# Netbeans probleme Navigateur de fichier



## Gecko_Splinter (2 Juillet 2012)

Bonjour,
J'ai un soucis avec Netbeans. En fait je ne peux pas dérouler les fichiers dans l'onglet de navigation des fichiers sources. En clair j'ai bien mon projet d'ouvert mais je ne peux pas dérouler le dossier "fichiers sources" ce qui est plutôt ennuyeux. J'aime beaucoup cet IDE mais à cause de ce soucis je suis obligé de rester en version 6.9 du logiciel (ça marche avec cette version) or j'aimerai quand même pouvoir utiliser la nouvelle version, en particulier la nouvelle qui va arriver avec PHP 5.4 :rateau:

Bref j'ai déjà pas mal chercher des solutions à ce problème sur le web mais rien à faire je ne trouve rien, à croire que je suis le seul à avoir ce problème 

J'espère que vous avez une solution pour moi ou que vous pourrez m'aidez car cela me ralenti pas mal dans l'avancé de mes projets.

Merci d'avance.


----------



## Gecko_Splinter (6 Juillet 2012)

Personne ?? J'ai aussi le même problème sur windows c'est super étrange et je n'arrive pas à trouver de solution sur le web à croire que je suis le seul touché par ce bug 
EDIT :
Voila une image illustrant le bug (certes depuis windows mais c'est la même chose sur mon MBP) à partir de la version 7 de netbeans je ne peux plus dérouler les dossiers dans l'explorateur de fichier


----------



## Larme (6 Juillet 2012)

Disons que les personnes ici sont plus enclin à utiliser _XCode_, voire _Eclipse_ que _NetBeans_...


----------



## Gecko_Splinter (6 Juillet 2012)

Ouais j'imagine bref j'ai posté sur le forum de netbeans si j'ai une réponse là bas je transmettrais ici


----------



## tatouille (8 Juillet 2012)

je n'utilise que intellij pour android le reste concernant java rien a carrer ce language devrait etre interdit, sinon pour php

http://www.barebones.com/products/TextWrangler/


----------



## Gecko_Splinter (10 Juillet 2012)

Je ne développes pas en Java (+1 pour l'interdiction de ce langage). Sinon pour ce qui est de Text Wrangler c'est un éditeur sympas mais je n'en suis vraiment pas fan (les goûts et les couleurs ^^)

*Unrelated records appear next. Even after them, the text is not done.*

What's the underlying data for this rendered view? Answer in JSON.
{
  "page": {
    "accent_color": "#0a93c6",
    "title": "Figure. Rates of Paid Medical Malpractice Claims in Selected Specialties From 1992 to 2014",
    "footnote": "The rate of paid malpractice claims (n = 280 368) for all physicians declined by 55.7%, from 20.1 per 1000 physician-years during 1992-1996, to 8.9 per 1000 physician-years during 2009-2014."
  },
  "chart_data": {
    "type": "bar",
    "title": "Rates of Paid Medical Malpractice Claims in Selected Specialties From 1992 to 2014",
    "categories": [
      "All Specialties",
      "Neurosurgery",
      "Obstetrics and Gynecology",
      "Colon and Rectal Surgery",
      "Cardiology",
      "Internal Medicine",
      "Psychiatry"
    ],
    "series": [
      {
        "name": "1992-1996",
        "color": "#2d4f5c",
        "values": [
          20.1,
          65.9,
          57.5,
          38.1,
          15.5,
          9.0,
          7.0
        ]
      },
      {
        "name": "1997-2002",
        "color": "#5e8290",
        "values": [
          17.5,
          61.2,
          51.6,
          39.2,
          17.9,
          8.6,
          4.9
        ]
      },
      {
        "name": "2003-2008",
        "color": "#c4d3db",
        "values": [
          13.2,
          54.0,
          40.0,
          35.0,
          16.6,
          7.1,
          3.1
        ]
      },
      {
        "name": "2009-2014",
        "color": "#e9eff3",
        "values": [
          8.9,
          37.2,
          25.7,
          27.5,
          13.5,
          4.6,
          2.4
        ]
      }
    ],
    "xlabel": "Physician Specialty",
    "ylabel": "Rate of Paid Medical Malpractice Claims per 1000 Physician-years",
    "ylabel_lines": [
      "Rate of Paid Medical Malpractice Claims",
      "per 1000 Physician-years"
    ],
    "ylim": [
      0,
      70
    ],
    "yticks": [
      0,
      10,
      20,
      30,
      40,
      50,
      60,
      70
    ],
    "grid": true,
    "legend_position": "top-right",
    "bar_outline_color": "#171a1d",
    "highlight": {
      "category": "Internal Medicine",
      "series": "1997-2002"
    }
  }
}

Sinon pour mon problème : Un mec sur le forum de Netbeans m'a demandé d'éclaircir mon problème en faisant pas mal de test différents. Mon problème n'existe donc que lorsque je fais un nouveau projet en choisissant "avec sources existantes" sinon tout marche bien. Donc bon du coup si j'ai déjà des sources, je ferai un nouveau projet et je copie-collerai mes anciens fichiers dans le nouveau projet, un peu ennuyant mais ça marche.


----------



## tatouille (12 Juillet 2012)

sinon vim/emacs comme tout dev qui se respecte le reste c'est pour les pinpins roses


----------